TravelMole Interview: Richard Copland, president, ASTA
The health of travel agents these days is better than often believed, says Richard Copland, president and chief executive of the American Society of Travel Agents (ASTA).
“The consumer media has this conception that travel agents are like an endangered species, but I tell them the travel agent today is alive and well and open for business,” he told TravelMole in an interview from Miami, where ASTA had its recent convention.
When Delta Airlines started eliminating agent commissions in 1995, he said, airline commissions represented 70% of agency business.
“But over the last eight years, agents have become business people. Airlines are now 30% of revenues, despite the internet and despite cuts,” he said.
Travel agents have discovered they need to charge fees to be profitable, he added.
As a result, Mr Copland said one third of agencies are profitable, another one third break even and about one third still don’t make money.
But he says the more business-minded ones have found alternative income streams such as selling cruise tickets.
“The cruise industry in 1995 did about $5 billion in business. They’ll probably do $18 billion this year. And 95% of that business is done by travel agents charging up to 18% commissions,” he said.

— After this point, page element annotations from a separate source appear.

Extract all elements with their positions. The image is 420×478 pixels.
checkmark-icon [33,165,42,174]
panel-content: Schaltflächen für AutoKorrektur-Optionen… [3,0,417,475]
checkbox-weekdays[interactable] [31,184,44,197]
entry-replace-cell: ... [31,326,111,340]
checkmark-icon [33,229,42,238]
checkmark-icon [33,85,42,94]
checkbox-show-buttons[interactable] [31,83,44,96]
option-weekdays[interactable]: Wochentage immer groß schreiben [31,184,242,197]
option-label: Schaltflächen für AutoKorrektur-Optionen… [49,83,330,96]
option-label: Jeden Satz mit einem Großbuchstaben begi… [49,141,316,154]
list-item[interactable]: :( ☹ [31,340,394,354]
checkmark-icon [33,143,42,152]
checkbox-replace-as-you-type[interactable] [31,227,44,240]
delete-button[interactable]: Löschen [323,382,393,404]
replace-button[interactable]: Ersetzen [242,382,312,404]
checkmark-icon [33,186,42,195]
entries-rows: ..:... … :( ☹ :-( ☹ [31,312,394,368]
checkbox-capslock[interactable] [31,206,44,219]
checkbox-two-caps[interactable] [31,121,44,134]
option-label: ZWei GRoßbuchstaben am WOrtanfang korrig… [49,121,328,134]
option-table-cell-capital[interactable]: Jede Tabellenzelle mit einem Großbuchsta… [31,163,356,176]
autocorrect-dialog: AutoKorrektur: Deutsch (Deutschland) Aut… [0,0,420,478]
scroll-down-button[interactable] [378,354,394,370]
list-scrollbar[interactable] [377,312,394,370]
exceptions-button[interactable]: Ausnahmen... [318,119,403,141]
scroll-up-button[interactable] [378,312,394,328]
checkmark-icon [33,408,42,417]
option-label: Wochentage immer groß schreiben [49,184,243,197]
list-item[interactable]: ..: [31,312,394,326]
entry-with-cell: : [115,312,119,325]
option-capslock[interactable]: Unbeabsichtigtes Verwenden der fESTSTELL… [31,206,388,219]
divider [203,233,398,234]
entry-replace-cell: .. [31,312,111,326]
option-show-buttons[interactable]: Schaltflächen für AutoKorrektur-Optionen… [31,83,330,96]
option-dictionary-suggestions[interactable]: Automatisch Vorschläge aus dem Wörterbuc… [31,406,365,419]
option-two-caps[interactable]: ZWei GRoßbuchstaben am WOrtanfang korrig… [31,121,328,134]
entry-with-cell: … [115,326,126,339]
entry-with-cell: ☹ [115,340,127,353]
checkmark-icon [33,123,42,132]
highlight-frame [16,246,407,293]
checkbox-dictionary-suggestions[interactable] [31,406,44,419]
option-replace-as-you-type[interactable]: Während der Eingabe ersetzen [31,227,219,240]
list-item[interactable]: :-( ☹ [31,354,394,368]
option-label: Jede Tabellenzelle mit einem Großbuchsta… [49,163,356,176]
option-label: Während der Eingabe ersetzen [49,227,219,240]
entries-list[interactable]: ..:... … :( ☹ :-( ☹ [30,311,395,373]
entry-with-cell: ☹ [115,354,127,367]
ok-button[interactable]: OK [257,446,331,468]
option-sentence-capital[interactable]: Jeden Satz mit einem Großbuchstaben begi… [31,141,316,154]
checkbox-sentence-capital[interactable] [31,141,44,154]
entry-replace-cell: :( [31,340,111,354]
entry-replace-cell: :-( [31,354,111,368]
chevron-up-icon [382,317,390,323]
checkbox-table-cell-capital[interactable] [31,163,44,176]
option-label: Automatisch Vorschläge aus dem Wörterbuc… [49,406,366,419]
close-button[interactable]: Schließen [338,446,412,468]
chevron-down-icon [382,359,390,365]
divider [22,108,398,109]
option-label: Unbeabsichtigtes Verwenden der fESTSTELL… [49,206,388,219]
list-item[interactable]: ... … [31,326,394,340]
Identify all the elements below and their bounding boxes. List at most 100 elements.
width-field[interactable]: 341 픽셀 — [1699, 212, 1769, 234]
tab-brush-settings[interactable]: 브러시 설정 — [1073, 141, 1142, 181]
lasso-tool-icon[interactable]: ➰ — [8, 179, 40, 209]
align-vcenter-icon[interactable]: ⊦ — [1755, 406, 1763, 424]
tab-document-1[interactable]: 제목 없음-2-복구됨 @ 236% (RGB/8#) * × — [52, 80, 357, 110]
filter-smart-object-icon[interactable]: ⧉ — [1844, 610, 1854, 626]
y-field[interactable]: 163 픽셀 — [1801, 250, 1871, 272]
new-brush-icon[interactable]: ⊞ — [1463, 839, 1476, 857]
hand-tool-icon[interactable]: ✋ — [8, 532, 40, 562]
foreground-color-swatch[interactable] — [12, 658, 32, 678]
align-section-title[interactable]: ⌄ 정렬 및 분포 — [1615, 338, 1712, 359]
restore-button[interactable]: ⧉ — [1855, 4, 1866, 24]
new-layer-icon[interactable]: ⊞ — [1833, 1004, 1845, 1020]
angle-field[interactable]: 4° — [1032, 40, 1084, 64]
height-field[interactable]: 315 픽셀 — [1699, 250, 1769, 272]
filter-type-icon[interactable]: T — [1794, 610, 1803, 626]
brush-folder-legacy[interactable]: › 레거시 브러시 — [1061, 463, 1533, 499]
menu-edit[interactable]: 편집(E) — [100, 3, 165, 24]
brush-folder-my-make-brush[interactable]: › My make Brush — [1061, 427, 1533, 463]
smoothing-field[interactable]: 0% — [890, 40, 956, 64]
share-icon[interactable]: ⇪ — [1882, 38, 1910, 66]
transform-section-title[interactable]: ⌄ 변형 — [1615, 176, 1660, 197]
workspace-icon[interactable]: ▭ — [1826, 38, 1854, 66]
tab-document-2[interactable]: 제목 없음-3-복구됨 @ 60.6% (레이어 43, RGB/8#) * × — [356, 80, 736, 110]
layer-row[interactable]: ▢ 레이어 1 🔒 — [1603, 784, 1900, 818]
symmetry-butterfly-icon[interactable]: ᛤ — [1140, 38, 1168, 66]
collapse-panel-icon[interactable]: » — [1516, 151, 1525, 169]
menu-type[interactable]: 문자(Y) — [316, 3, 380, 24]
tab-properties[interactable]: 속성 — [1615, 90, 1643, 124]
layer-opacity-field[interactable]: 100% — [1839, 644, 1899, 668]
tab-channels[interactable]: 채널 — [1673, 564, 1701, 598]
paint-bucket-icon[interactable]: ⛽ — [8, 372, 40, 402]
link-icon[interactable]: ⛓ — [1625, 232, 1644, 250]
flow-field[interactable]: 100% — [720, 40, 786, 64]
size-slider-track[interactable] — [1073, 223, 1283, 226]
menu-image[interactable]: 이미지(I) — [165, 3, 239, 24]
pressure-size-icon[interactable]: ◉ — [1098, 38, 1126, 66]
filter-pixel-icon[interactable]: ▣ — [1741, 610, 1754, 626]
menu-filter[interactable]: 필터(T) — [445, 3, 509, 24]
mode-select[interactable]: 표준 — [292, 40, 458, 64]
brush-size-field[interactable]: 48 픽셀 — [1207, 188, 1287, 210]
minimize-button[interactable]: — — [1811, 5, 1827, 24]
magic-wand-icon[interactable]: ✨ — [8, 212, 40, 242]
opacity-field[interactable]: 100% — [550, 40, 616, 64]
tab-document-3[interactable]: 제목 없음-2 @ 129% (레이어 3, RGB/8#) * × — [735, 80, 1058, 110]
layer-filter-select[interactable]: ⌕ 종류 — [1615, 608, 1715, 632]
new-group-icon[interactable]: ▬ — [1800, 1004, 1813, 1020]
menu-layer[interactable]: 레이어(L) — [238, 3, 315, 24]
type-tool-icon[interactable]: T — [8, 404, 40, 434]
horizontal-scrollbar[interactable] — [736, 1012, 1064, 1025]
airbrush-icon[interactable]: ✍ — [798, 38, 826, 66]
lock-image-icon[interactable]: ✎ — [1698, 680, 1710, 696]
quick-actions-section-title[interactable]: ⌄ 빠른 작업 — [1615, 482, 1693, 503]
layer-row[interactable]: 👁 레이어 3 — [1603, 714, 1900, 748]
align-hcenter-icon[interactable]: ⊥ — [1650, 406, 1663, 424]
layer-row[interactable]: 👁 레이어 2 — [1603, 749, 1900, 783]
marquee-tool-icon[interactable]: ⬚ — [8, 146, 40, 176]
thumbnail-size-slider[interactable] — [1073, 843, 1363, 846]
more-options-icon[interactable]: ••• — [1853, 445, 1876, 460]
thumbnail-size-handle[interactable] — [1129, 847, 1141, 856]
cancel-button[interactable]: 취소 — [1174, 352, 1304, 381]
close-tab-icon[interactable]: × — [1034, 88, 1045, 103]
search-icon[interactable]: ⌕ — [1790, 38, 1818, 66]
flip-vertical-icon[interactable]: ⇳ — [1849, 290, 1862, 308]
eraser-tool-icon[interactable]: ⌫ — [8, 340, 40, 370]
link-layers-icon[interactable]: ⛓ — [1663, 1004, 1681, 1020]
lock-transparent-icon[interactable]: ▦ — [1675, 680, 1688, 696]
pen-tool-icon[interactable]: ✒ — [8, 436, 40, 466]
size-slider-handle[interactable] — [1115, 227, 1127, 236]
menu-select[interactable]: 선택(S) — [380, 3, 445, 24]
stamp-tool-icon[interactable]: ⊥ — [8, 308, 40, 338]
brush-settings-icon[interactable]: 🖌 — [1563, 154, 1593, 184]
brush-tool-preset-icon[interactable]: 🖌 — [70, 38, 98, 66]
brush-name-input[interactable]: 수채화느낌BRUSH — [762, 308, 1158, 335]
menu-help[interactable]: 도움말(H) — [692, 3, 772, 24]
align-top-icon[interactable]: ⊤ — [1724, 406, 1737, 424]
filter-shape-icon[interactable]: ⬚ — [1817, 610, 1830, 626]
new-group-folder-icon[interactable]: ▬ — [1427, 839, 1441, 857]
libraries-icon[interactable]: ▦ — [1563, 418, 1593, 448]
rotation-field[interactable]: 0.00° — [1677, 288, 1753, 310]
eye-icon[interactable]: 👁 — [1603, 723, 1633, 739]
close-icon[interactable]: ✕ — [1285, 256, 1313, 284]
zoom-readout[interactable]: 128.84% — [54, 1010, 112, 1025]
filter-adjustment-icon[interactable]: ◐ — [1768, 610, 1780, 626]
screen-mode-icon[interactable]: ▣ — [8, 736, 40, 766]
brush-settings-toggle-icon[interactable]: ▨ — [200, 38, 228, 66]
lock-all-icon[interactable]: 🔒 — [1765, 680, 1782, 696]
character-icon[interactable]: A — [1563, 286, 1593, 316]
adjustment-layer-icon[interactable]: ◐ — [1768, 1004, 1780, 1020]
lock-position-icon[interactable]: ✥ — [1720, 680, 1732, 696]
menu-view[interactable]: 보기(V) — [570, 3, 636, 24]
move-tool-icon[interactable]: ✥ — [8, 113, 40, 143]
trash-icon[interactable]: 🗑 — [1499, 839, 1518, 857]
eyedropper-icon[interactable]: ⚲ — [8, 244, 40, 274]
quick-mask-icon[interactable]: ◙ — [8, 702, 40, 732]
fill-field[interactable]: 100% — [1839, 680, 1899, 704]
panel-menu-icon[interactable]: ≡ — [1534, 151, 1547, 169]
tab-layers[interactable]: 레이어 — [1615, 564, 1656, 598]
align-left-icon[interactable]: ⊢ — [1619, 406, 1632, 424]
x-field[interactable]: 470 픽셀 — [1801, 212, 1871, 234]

He admitted that the number of travel agencies has declined. There were 35,000 US agencies in 1995, down to today’s 23,000, But Mr Copland pointed out these were only the brick-and-mortar aspects of the business.
“That doesn’t account for the growing army of people who work at home or just on the internet,” he said.
Mr Copland is a harsh critic of both government and the airlines.
“One of our biggest issues is the government, which can’t figure out what they’re doing. Every couple of months, some homeland security or other government official says they don’t know when or where or how, but something is going to happen,” he said.
“Every time that happens, travel gets killed. The government needs more discretion,” he added.
Mr Copland is also critical of the US government propping up the airline industry with subsidies. He said: “We’d like to see a healthy air transportation system. The answer is not to give billions of dollars to the airlines over the past few years. That doesn’t help the situation. We need a more sustained approach.”